Edward D. Porter of the American Petroleum Institute argues that we are not running out of oil. Proven oil reserves worldwide, he says, are at an all-time high. In the past, predictions of the industry's demise have all been wrong. He believes that if only the federal government would let wildcatters go where they are now banned--like the Arctic refuge and coastal California, Oregon, Washington and British Columbia--we could avoid oil shortages. "In the United States, federal constraints on land use have placed many of the most promising domestic exploration targets off limits, and even rendered significant numbers of existing offshore leases undevelopable."
You can sure that the oil industry is spinning this line to Congress. It spends tens of millions of dollars on lobbying and campaign contributions. That is why precarious projects like Northstar get built, why the industry can continue planning to drill in places like the Arctic National Wildlife Refuge, and why a midair collision with global warming looks inevitable.

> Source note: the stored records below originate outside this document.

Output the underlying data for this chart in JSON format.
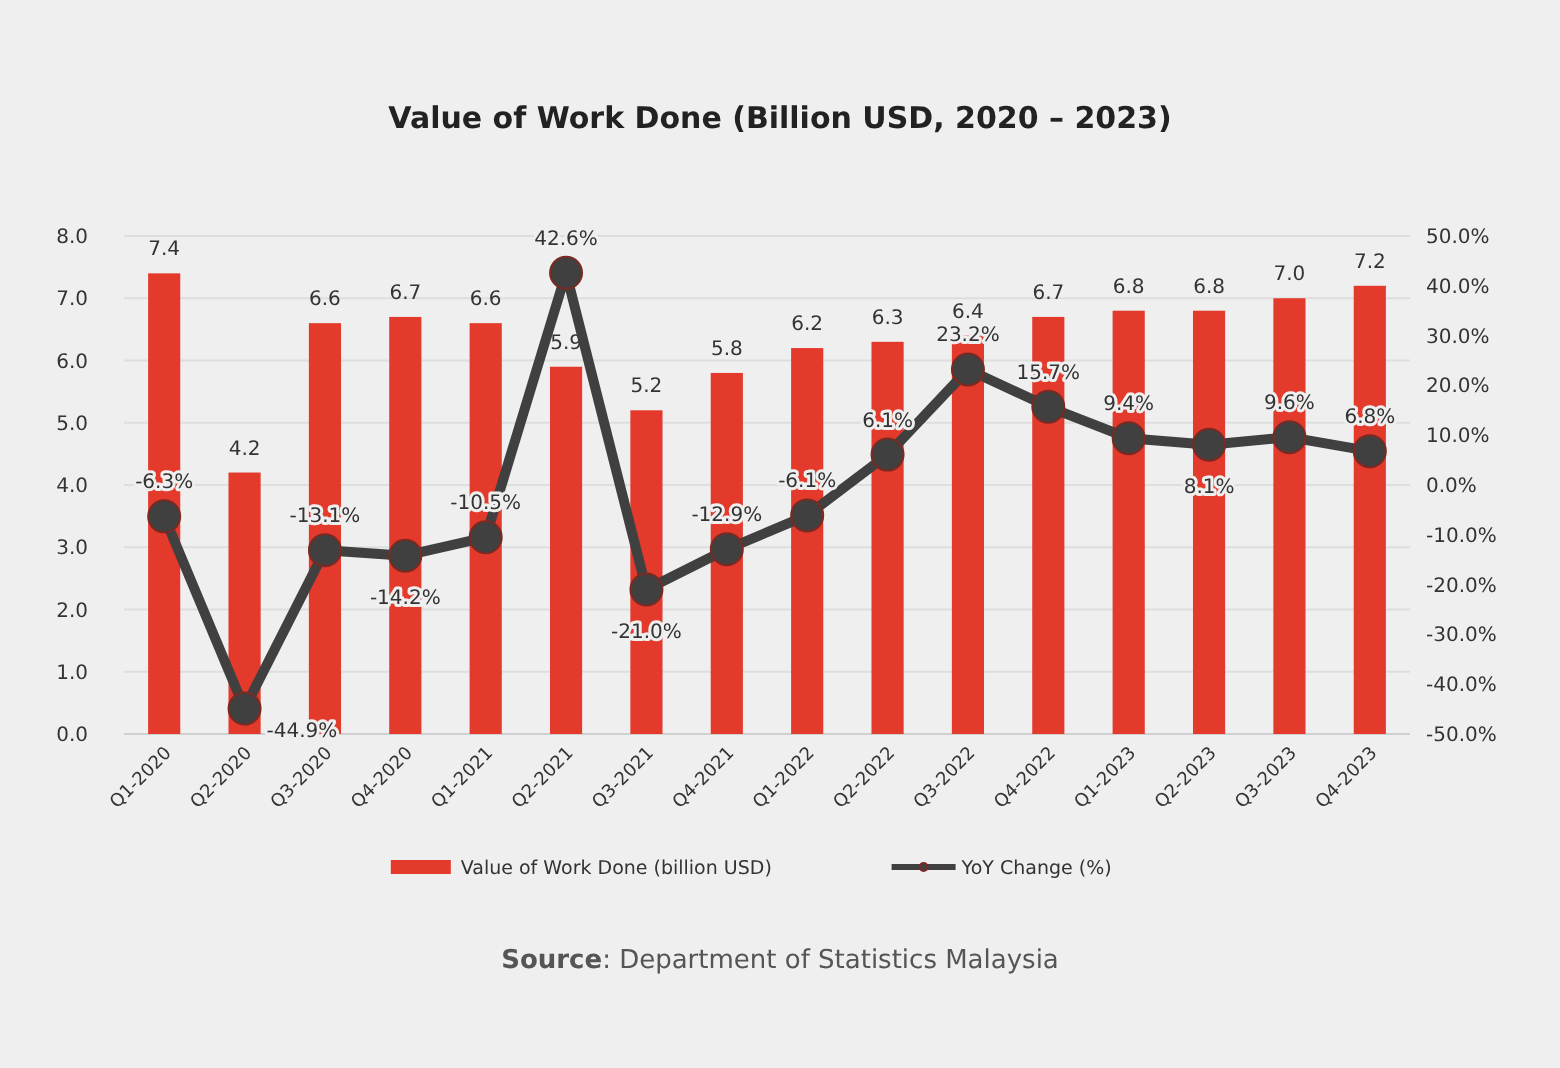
{
  "chart_data": {
    "type": "bar",
    "title": "Value of Work Done (Billion USD, 2020 – 2023)",
    "categories": [
      "Q1-2020",
      "Q2-2020",
      "Q3-2020",
      "Q4-2020",
      "Q1-2021",
      "Q2-2021",
      "Q3-2021",
      "Q4-2021",
      "Q1-2022",
      "Q2-2022",
      "Q3-2022",
      "Q4-2022",
      "Q1-2023",
      "Q2-2023",
      "Q3-2023",
      "Q4-2023"
    ],
    "series": [
      {
        "name": "Value of Work Done (billion USD)",
        "color": "#e33a2c",
        "values": [
          7.4,
          4.2,
          6.6,
          6.7,
          6.6,
          5.9,
          5.2,
          5.8,
          6.2,
          6.3,
          6.4,
          6.7,
          6.8,
          6.8,
          7.0,
          7.2
        ],
        "value_labels": [
          "7.4",
          "4.2",
          "6.6",
          "6.7",
          "6.6",
          "5.9",
          "5.2",
          "5.8",
          "6.2",
          "6.3",
          "6.4",
          "6.7",
          "6.8",
          "6.8",
          "7.0",
          "7.2"
        ]
      },
      {
        "name": "YoY Change (%)",
        "type": "line",
        "axis": "y2",
        "color": "#404040",
        "marker": "circle",
        "values": [
          -6.3,
          -44.9,
          -13.1,
          -14.2,
          -10.5,
          42.6,
          -21.0,
          -12.9,
          -6.1,
          6.1,
          23.2,
          15.7,
          9.4,
          8.1,
          9.6,
          6.8
        ],
        "value_labels": [
          "-6.3%",
          "-44.9%",
          "-13.1%",
          "-14.2%",
          "-10.5%",
          "42.6%",
          "-21.0%",
          "-12.9%",
          "-6.1%",
          "6.1%",
          "23.2%",
          "15.7%",
          "9.4%",
          "8.1%",
          "9.6%",
          "6.8%"
        ]
      }
    ],
    "ylim": [
      0,
      8
    ],
    "yticks": [
      {
        "value": 0,
        "label": "0.0"
      },
      {
        "value": 1,
        "label": "1.0"
      },
      {
        "value": 2,
        "label": "2.0"
      },
      {
        "value": 3,
        "label": "3.0"
      },
      {
        "value": 4,
        "label": "4.0"
      },
      {
        "value": 5,
        "label": "5.0"
      },
      {
        "value": 6,
        "label": "6.0"
      },
      {
        "value": 7,
        "label": "7.0"
      },
      {
        "value": 8,
        "label": "8.0"
      }
    ],
    "y2lim": [
      -50,
      50
    ],
    "y2ticks": [
      {
        "value": -50,
        "label": "-50.0%"
      },
      {
        "value": -40,
        "label": "-40.0%"
      },
      {
        "value": -30,
        "label": "-30.0%"
      },
      {
        "value": -20,
        "label": "-20.0%"
      },
      {
        "value": -10,
        "label": "-10.0%"
      },
      {
        "value": 0,
        "label": "0.0%"
      },
      {
        "value": 10,
        "label": "10.0%"
      },
      {
        "value": 20,
        "label": "20.0%"
      },
      {
        "value": 30,
        "label": "30.0%"
      },
      {
        "value": 40,
        "label": "40.0%"
      },
      {
        "value": 50,
        "label": "50.0%"
      }
    ],
    "grid": "y",
    "legend": "bottom",
    "annotations": [
      "Source: Department of Statistics Malaysia"
    ]
  }
}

But the "constraints" the industry complains about are an illusion. Oil companies are looking very hard for new big oil fields. They aren't finding them. Over the last 10 years, the top 10 companies spent $260 billion on exploration, according to an industry report. For this money they were able to increase production by less than 1 percent--a poor return on any investment. Tens of thousands of workers have lost their jobs. Companies are merging: Exxon joined Mobil in 1999, and BP wed Amoco in 1998. Now BP-Amoco wants to buy ARCO.
Having depleted so much of the oil already, the industry now wants more than access to pristine lands. It is also asking for sympathy--and some corporate welfare disguised as new tax credits and loan guarantees. "We need the understanding of the Congress and the Administration of the value we provide to the nation," Steve Lash, CEO of Equilon Inc., told a Senate hearing in 1999. "We need the nation to recognize that its health is tied to ours. Energy is the lifeblood of our economy. Oil is the pivotal fuel. Domestic oil production safeguards our national security. It is a resource that must be preserved."
But Melanie Duchin of Green-peace says the transition to new energy sources must begin now. "We want to change BP into British Solar. That's what their rhetoric says they are."